Entre le chœur par divers points du théâtre.

Une femme

Antigone !

 

Une autre

Antigone !

 

Une autre

Antigone!

 

Une autre

Antigone !

 

Une autre

Antigone !

 

Le chœur

Antigone. Nous voici, tes sœurs, venues de tous les horizons de la mort. Innombrables, sommes-nous, toutes qui avons préféré la mort à l'injustice.
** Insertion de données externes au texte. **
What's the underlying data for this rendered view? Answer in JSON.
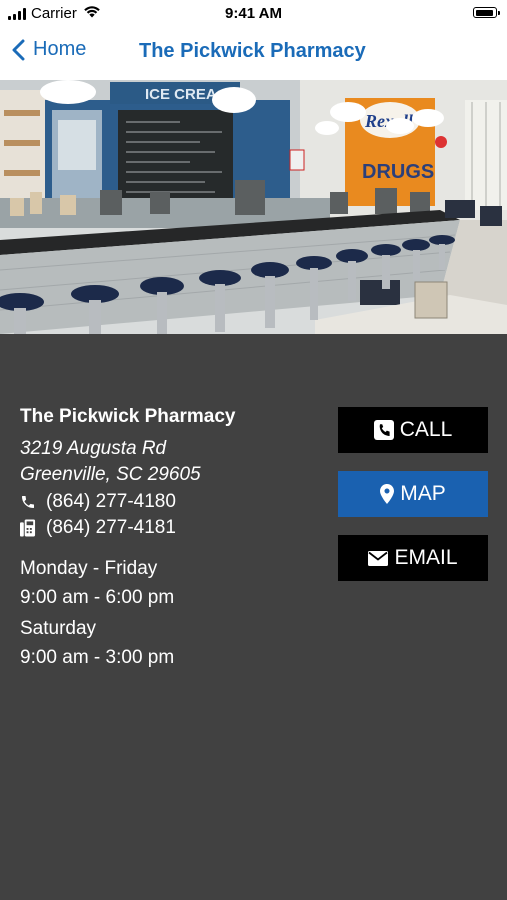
{
  "status_bar": {
    "carrier": "Carrier",
    "time": "9:41 AM"
  },
  "nav": {
    "back_label": "Home",
    "title": "The Pickwick Pharmacy"
  },
  "hero": {
    "icon": "pharmacy-interior-photo"
  },
  "business": {
    "name": "The Pickwick Pharmacy",
    "address_line1": "3219 Augusta Rd",
    "address_line2": "Greenville, SC 29605",
    "phone": "(864) 277-4180",
    "fax": "(864) 277-4181",
    "hours": [
      {
        "days": "Monday - Friday",
        "time": "9:00 am - 6:00 pm"
      },
      {
        "days": "Saturday",
        "time": "9:00 am - 3:00 pm"
      }
    ]
  },
  "actions": {
    "call_label": "CALL",
    "map_label": "MAP",
    "email_label": "EMAIL"
  },
  "colors": {
    "accent": "#1a6bb8",
    "map_button": "#1a61b0",
    "panel_background": "#414141"
  }
}
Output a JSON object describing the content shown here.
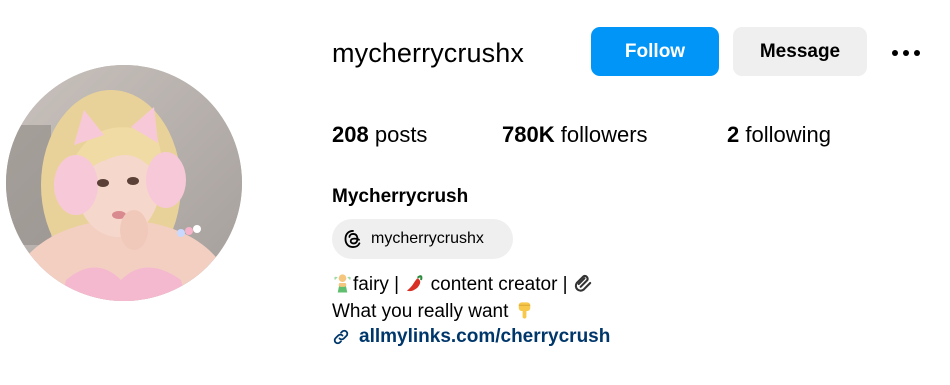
{
  "profile": {
    "username": "mycherrycrushx",
    "full_name": "Mycherrycrush",
    "follow_label": "Follow",
    "message_label": "Message",
    "more_icon": "more-horizontal-icon"
  },
  "stats": {
    "posts_count": "208",
    "posts_label": "posts",
    "followers_count": "780K",
    "followers_label": "followers",
    "following_count": "2",
    "following_label": "following"
  },
  "threads": {
    "handle": "mycherrycrushx",
    "icon": "threads-icon"
  },
  "bio": {
    "line1_part1": "fairy | ",
    "line1_part2": " content creator | ",
    "line2": "What you really want ",
    "emoji": [
      "fairy-emoji",
      "hot-pepper-emoji",
      "paperclip-emoji",
      "pointing-down-emoji"
    ]
  },
  "link": {
    "text": "allmylinks.com/cherrycrush",
    "icon": "link-icon"
  },
  "colors": {
    "accent": "#0095f6",
    "button_secondary": "#efefef",
    "link": "#00376b"
  }
}
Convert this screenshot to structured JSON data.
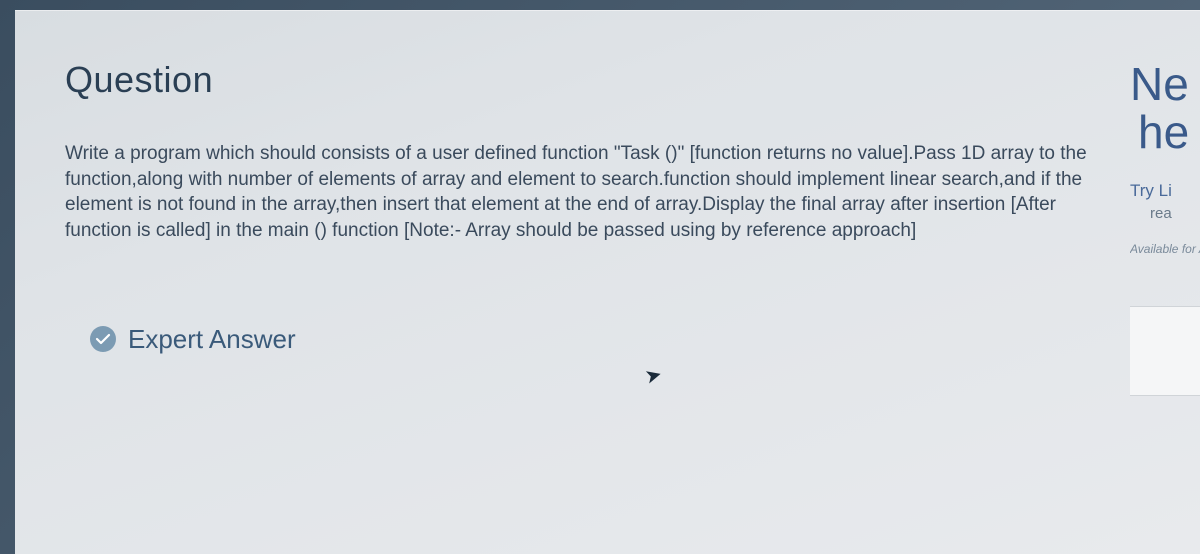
{
  "question": {
    "title": "Question",
    "body": "Write a program which should consists of a user defined function \"Task ()\" [function returns no value].Pass 1D array to the function,along with number of elements of array and element to search.function should implement linear search,and if the element is not found in the array,then insert that element at the end of array.Display the final array after insertion [After function is called] in the main () function [Note:- Array should be passed using by reference approach]"
  },
  "expert": {
    "label": "Expert Answer"
  },
  "sidebar": {
    "heading_line1": "Ne",
    "heading_line2": "he",
    "try_label": "Try Li",
    "rea_label": "rea",
    "available_label": "Available for A"
  }
}
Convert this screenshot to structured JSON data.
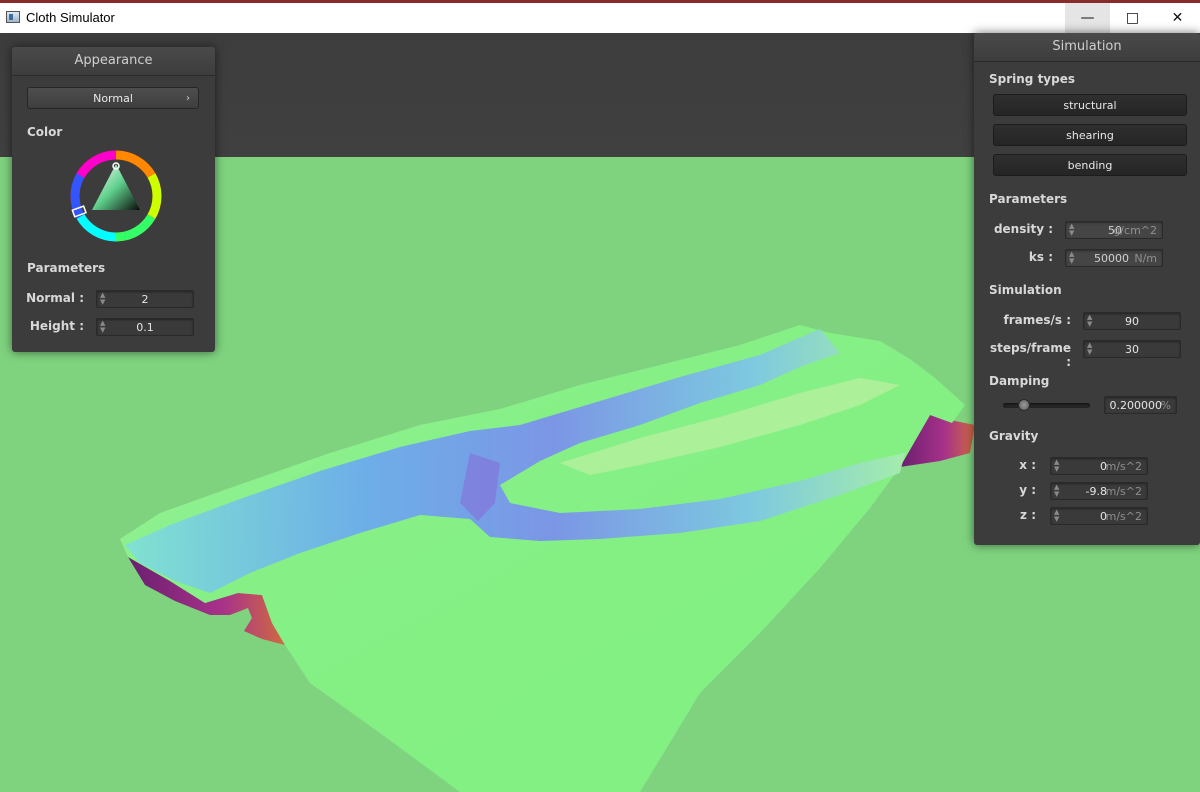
{
  "window": {
    "title": "Cloth Simulator",
    "min_icon": "minimize-icon",
    "max_icon": "maximize-icon",
    "close_icon": "close-icon"
  },
  "colors": {
    "background": "#7fd37f",
    "panel": "#3c3c3c",
    "cloth_green": "#86f086",
    "cloth_blue": "#6aa0f0",
    "cloth_purple": "#8a2c8a"
  },
  "appearance": {
    "title": "Appearance",
    "shader_select": "Normal",
    "color_label": "Color",
    "params_label": "Parameters",
    "normal_label": "Normal :",
    "normal_value": "2",
    "height_label": "Height :",
    "height_value": "0.1"
  },
  "simulation": {
    "title": "Simulation",
    "spring_types_label": "Spring types",
    "spring_buttons": [
      "structural",
      "shearing",
      "bending"
    ],
    "parameters_label": "Parameters",
    "density_label": "density :",
    "density_value": "50",
    "density_unit": "g/cm^2",
    "ks_label": "ks :",
    "ks_value": "50000",
    "ks_unit": "N/m",
    "simulation_label": "Simulation",
    "fps_label": "frames/s :",
    "fps_value": "90",
    "steps_label": "steps/frame :",
    "steps_value": "30",
    "damping_label": "Damping",
    "damping_value": "0.200000",
    "damping_unit": "%",
    "damping_fraction": 0.2,
    "gravity_label": "Gravity",
    "gx_label": "x :",
    "gx_value": "0",
    "gy_label": "y :",
    "gy_value": "-9.8",
    "gz_label": "z :",
    "gz_value": "0",
    "gravity_unit": "m/s^2"
  }
}
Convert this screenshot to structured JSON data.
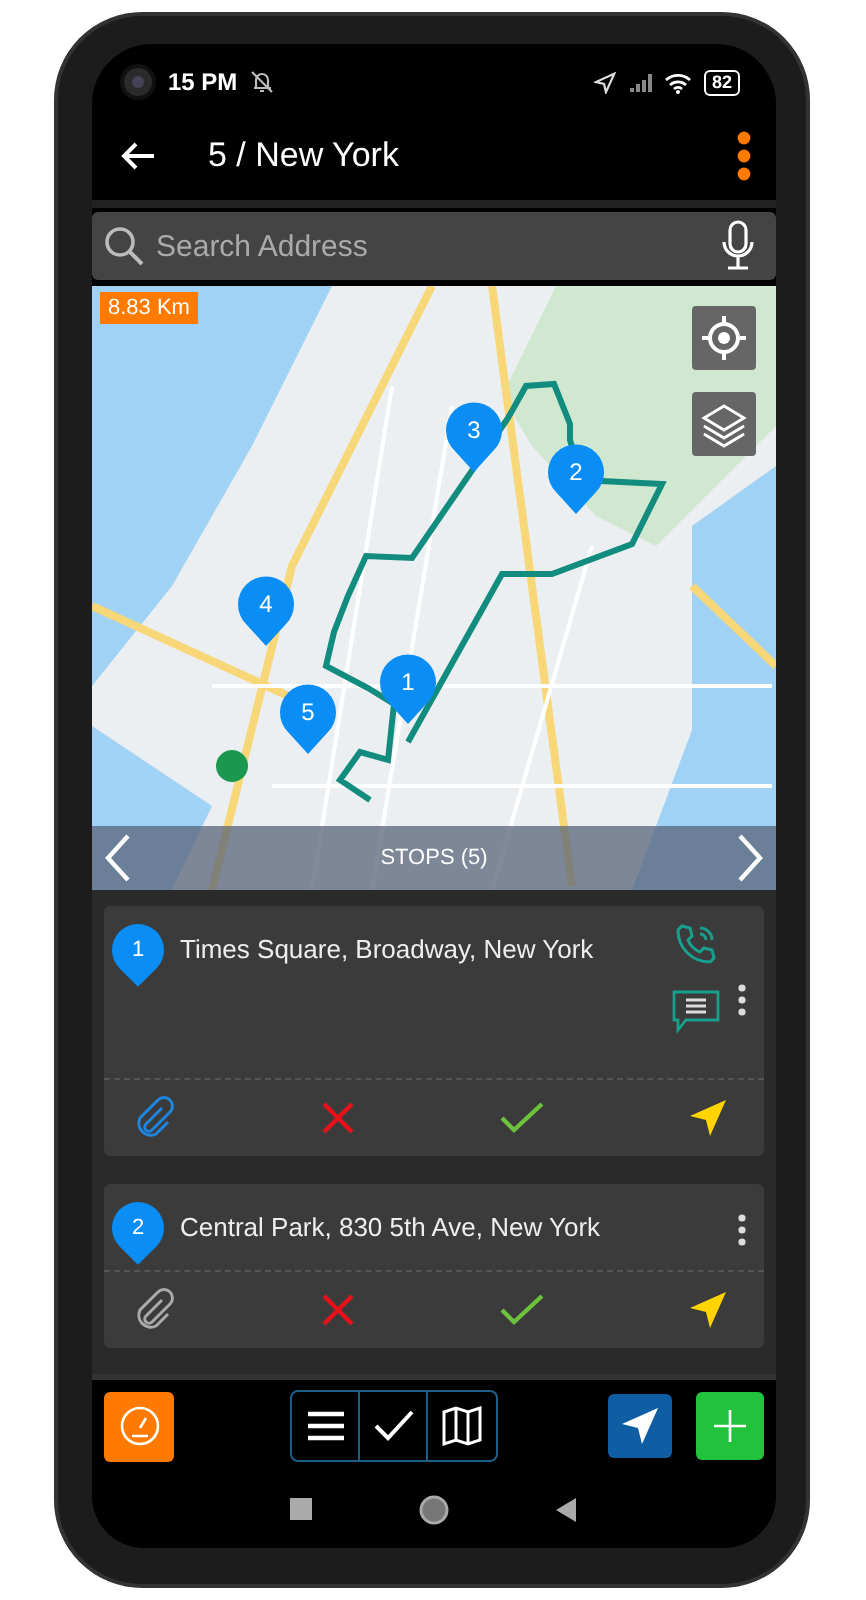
{
  "status_bar": {
    "time": "15 PM",
    "battery": "82"
  },
  "app_bar": {
    "title": "5 / New York"
  },
  "search": {
    "placeholder": "Search Address"
  },
  "map": {
    "distance": "8.83 Km",
    "stops_label": "STOPS (5)",
    "markers": [
      {
        "label": "1"
      },
      {
        "label": "2"
      },
      {
        "label": "3"
      },
      {
        "label": "4"
      },
      {
        "label": "5"
      }
    ]
  },
  "stops": [
    {
      "number": "1",
      "address": "Times Square, Broadway, New York",
      "has_contact": true,
      "has_attachment": true
    },
    {
      "number": "2",
      "address": "Central Park, 830 5th Ave, New York",
      "has_contact": false,
      "has_attachment": false
    }
  ],
  "view_tabs": [
    {
      "kind": "list"
    },
    {
      "kind": "check"
    },
    {
      "kind": "map"
    }
  ]
}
Les sacrifiées, les immolées...

Faibles femmes, les plus faibles, mais inflexibles, nous avons préservé la beauté du monde, ainsi la faible lune émeut les eaux de la mer. Comme d'autres enfantent des enfants de chair, nous avons engendré la Justice.

Nous avons engendré la beauté. Nous fûmes ce grain que jette le laboureur. Sa mort s'épanouit en épi lourd et dur qui tout au ras du ciel balance. Nous fûmes ce léger éclat de bleu dans la cuirasse des nuages et tout le soleil fond et dévale sur la terre.

Comme vous aimez vos enfants de chair, nous avons aimé la justice. Ce n'est plus un mot vague et grand. Nous l'avons vêtu de nous-mêmes. Elle est notre visage adorable. Antigone, Iphigénie, la justice s'est parée de notre jeunesse, une neuve justice, forte et faible comme une femme.

Que serait le monde sans notre justice. Il serait comme une nuit de lune sans l'amante, une solitaire nuit où les buissons de roses, le bruissement lointain du fleuve, nous devrions les regarder d'un cœur sec. Une nuit où les montagnes transparentes – le clair de lune s'y condense, y devient matière poreuse et brillante – ne seraient qu'un décor glacé. Une nuit où la brise n'apporterait le frôlement des avoines qui se froissent, les deux notes alternées d'une source et ce parfum pulpeux des moissons mûres, que comme une dérision.